In both a and b, the centers (marked by diamonds) and whiskers of the error bars respectively represent the estimated odds ratio (OR) and 95% confidence interval from multivariate logistic regression (Methods). Unadjusted two-sided P values from the multivariate logistic regression model are shown on the right. The numbers of biologically independent samples examined are n=535 for drink type and n=510 for drink frequency.

Extended Data Fig. 10. Histological characterization of adult adrenal glands with and without mCAs.

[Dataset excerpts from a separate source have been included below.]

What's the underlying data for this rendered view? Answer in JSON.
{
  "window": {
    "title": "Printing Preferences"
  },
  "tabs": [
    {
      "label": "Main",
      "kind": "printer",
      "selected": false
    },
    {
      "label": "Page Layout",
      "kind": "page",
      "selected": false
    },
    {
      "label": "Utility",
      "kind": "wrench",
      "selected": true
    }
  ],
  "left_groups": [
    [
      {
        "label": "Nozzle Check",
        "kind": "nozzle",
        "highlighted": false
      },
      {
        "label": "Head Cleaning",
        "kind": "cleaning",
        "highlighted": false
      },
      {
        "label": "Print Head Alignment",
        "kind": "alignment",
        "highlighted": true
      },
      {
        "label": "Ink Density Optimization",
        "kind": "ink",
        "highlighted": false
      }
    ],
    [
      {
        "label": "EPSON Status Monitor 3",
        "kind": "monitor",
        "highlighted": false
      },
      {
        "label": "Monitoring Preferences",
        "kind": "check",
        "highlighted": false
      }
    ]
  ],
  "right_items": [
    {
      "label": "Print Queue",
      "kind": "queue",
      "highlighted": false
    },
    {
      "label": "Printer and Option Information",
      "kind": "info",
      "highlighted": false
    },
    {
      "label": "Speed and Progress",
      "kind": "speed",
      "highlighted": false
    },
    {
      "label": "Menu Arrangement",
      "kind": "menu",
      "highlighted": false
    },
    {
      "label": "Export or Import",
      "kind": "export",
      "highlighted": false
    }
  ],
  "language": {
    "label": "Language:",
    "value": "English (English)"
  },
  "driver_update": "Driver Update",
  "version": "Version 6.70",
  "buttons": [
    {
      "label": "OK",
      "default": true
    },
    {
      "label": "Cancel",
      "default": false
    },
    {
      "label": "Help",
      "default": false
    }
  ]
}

a, Hematoxylin-eosin (H&E) stain of adrenal section of an age- and gender-matched donor (DO3, female, age 59 years) and b, that of the donor with genome aberration (DO6). In DO6, diffuse cortical hyperplasia is evident by the thickened cortical layers. Star denotes extracapsular cortical nubbin. Black arrows indicate cortical extrusions. c, RNAscope^® in situ hybridization for cortical markers HSD3B2 and CYP11B2. A zoomed-in view of the tissue section is shown for the region highlighted in a (black rectangle). d, Left panel, immunofluorescent staining of adrenal gland section of DO6 against cortical marker CYP11B1 and smooth muscle actin (SMA) as a marker of blood vessels. Right panel, immunofluorescent staining against chromaffin cell marker chromogranin A (CHGA) and SMA. ZG, zona glomerulosa. ZF, zona fasciculate. ZR, zona reticularis. v, vessel. Extensive extracapsular cortical extrusions and nubbin are observed in the cortex. In contrast, the organization of the medulla remains normal. Each experiment in a-d was performed once.

Data Availability

GTEx v8 mCA calls are provided as Source Data Fig. 1. Genome-wide mCA recurrence levels are provided as Source Data Fig. 4. Access to GTEx v8 data (including additional WGS and genotyping data in the v9 release) can be requested through dbGaP (phs000424.v8.p2; phs000424.v9.p2). Processed copy number segments for cSCC, BCC, and normal blood can be obtained from the original publications^12,74,75. Copy number profiles, WGS, and RNA-seq data for TCGA samples can be downloaded from the GDC Data Portal (https://portal.gdc.cancer.gov) with appropriate access permission from dbGaP (phs000178.v11.p8). Pituitary sequencing data from Bi et al. can be obtained from the European Genome-phenome Archive (EGA; EGAS00001001714). Somatic SNV calls from Yizhak et al.² with original GTEx sample IDs can be obtained through dbGaP (phs000424). Processed gene expression data of the DO6 adrenal gland scRNA-seq sample is available on Zenodo (DOI: 10.5281/zenodo.8336489)⁷⁷. Access to the raw sequencing data for this donor sample can be requested through EGA (EGAD00001011288), subject to approval by the data access committee and under the condition that the data will not be propagated further. Access to the source human adrenal tissue materials is restricted due to privacy agreements with the research participants. The list of differentially expressed genes between mutant and normal adrenal cells is provided as Source Data Fig. 7.